His friend ran after her and she jumped into a Ford Focus, which sped off, leaving him without a finger.

The victim, told by police that thieves had been in the area ‘for a couple of days, looking for targets’ and contacted this month for a DNA sample as part of the investigation (it has yet to be taken)was left recoiling in ‘total disbelief’ that he was at risk.

As he puts it, ‘I often remove my Rolex if I’m going into London. But at the golf club?’

Within a day, the gang had moved on to their next target — Alan Bruce, 63, who lives at the edge of Ferndown Golf Club and was seven miles away in Wimborne, Dorset, when he was robbed at about 11am on July 15.

After he had parked his Audi TT Sport in the town centre, two women with a clipboard approached him.

He estimated that both were in their early 20s to early 30s.

‘The taller one was in jeans and a dark top, the shorter one in a long, brightly coloured dress,’ says Alan, a divorced father of two who frequently travels for his job as a marine engineer.

‘I pick up accents and I would say they were either Albanian or Bulgarian.

‘They said: “We’re doing a petition for a deaf centre” and would I sign a document? I said no problem.’

Left-handed and wearing his £14,000 gold Yacht-Master Rolex on the same hand, he signed the petition.

The younger woman then said that she loved his aftershave, and asked where it came from.

He was shocked when she asked for a cuddle. ‘I said no.’ She tried to hug him regardless, as, he recalls, ‘her friend came up behind her and said, “I want sex with you”.’

Alarmed, he instinctively placed his right hand on the back of his wallet to protect it and pushed the women with left hand.

He realized his Rolex was missing after he had done so, and the double clasp was taken off without him feeling anything.

Pictured: Rolex Submariner watch. The timepieces are being robbed in broad daylight by the 'Rolex Rippers' using techniques that distract the victims

Pictured: Rolex Submariner watch. The ‘Rolex Rippers,’ using techniques to distract the victims, are robbing timepieces in broad daylight.

‘They’re quite difficult to get off,’ he says incredulously. ‘You lift one end, then the other and the whole thing comes off together. They’re really good at what they do.’

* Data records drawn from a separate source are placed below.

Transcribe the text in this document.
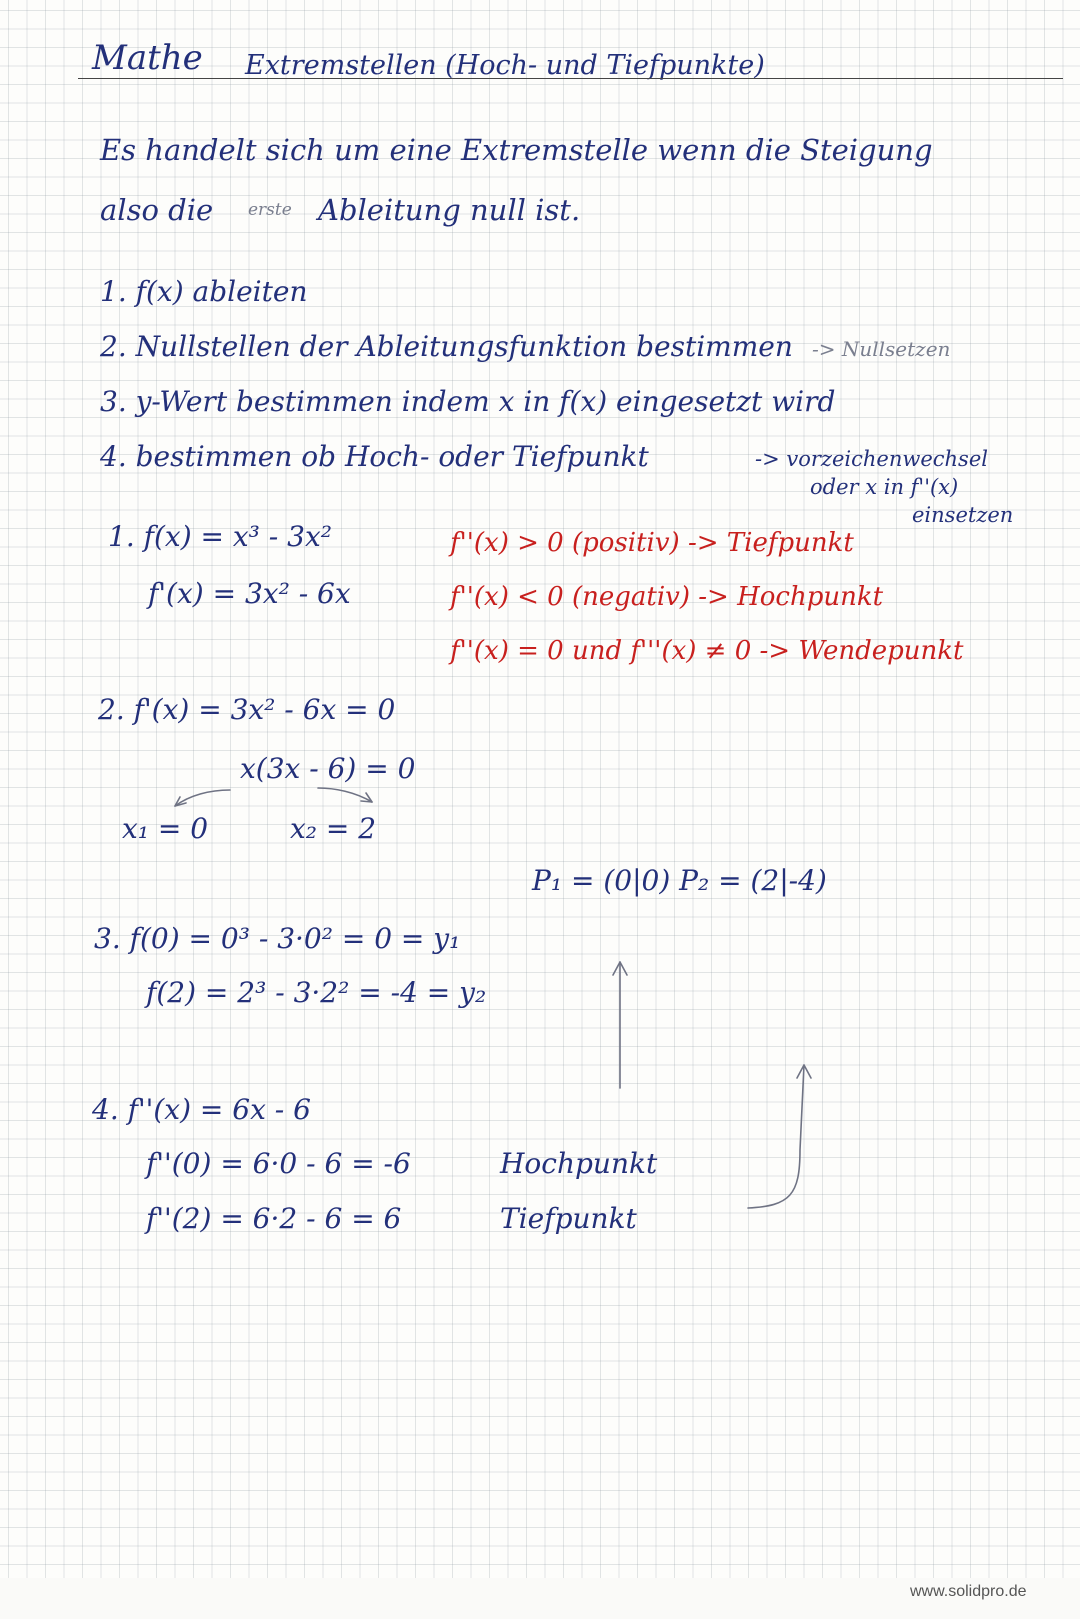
Mathe Extremstellen (Hoch- und Tiefpunkte)
Es handelt sich um eine Extremstelle wenn die Steigung
also die erste Ableitung null ist.
1. f(x) ableiten
2. Nullstellen der Ableitungsfunktion bestimmen -> Nullsetzen
3. y-Wert bestimmen indem x in f(x) eingesetzt wird
4. bestimmen ob Hoch- oder Tiefpunkt	-> vorzeichenwechsel
oder x in f''(x)
einsetzen
1. f(x) = x³ - 3x²
f'(x) = 3x² - 6x
f''(x) > 0 (positiv) -> Tiefpunkt
f''(x) < 0 (negativ) -> Hochpunkt
f''(x) = 0 und f'''(x) ≠ 0 -> Wendepunkt
2. f'(x) = 3x² - 6x = 0
x(3x - 6) = 0
x₁ = 0	x₂ = 2
P₁ = (0|0) P₂ = (2|-4)
3. f(0) = 0³ - 3·0² = 0 = y₁
f(2) = 2³ - 3·2² = -4 = y₂
4. f''(x) = 6x - 6
f''(0) = 6·0 - 6 = -6	Hochpunkt
f''(2) = 6·2 - 6 = 6	Tiefpunkt
www.solidpro.de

In the split second he’d turned his back, they had gone. ‘I felt stupid,’ he says. Alan called the police right away after he got back home. ‘They said there had been other incidents.’

A forensics team took a DNA sample from his wrist, and took away his clothes in sealed bags. The thieves are still at large.

The irony that Alan has worked in perilous countries, yet was robbed in his own affluent neighbourhood, has not escaped him.‘I’ve been in dangerous situations. I’m always watching my wallet and never wear a watch — but back home I tend to relax,’ he says.

Not only would an equivalent watch now cost him £20,000, he says, but ‘you can’t get one for two years. They’re limited edition and Rolex can’t keep up with demand.’

When asked about police response to the theft of Richard Gray’s Rolex, Local Policing Area Commander Chief Superintendent Mark Callaghan said: ‘We can confirm that since receiving the report on the afternoon of Saturday, October 16, 2021, our officers and staff have been investigating the matter and are following various lines of inquiry, including extensive CCTV inquiries.

‘We are working with other police forces to identify, locate and arrest those responsible.’

Gloucestershire police said of the theft of Michael Parry’s Rolex: ‘Following the report, police attended, searched the area and conducted house-to-house inquiries as well as CCTV inquiries.

‘If you have any information regarding the incident, please contact Gloucestershire constabulary quoting incident 187 of July 8:’

A spokesman for Hampshire police said: ‘We received reports that at 3.15pm on July 7, 2021, a man had a Rolex watch stolen in High Street, Emsworth.

“Officers spoke with the victim and explained that there were no viable avenues of inquiry. The incident would be filed pending further information.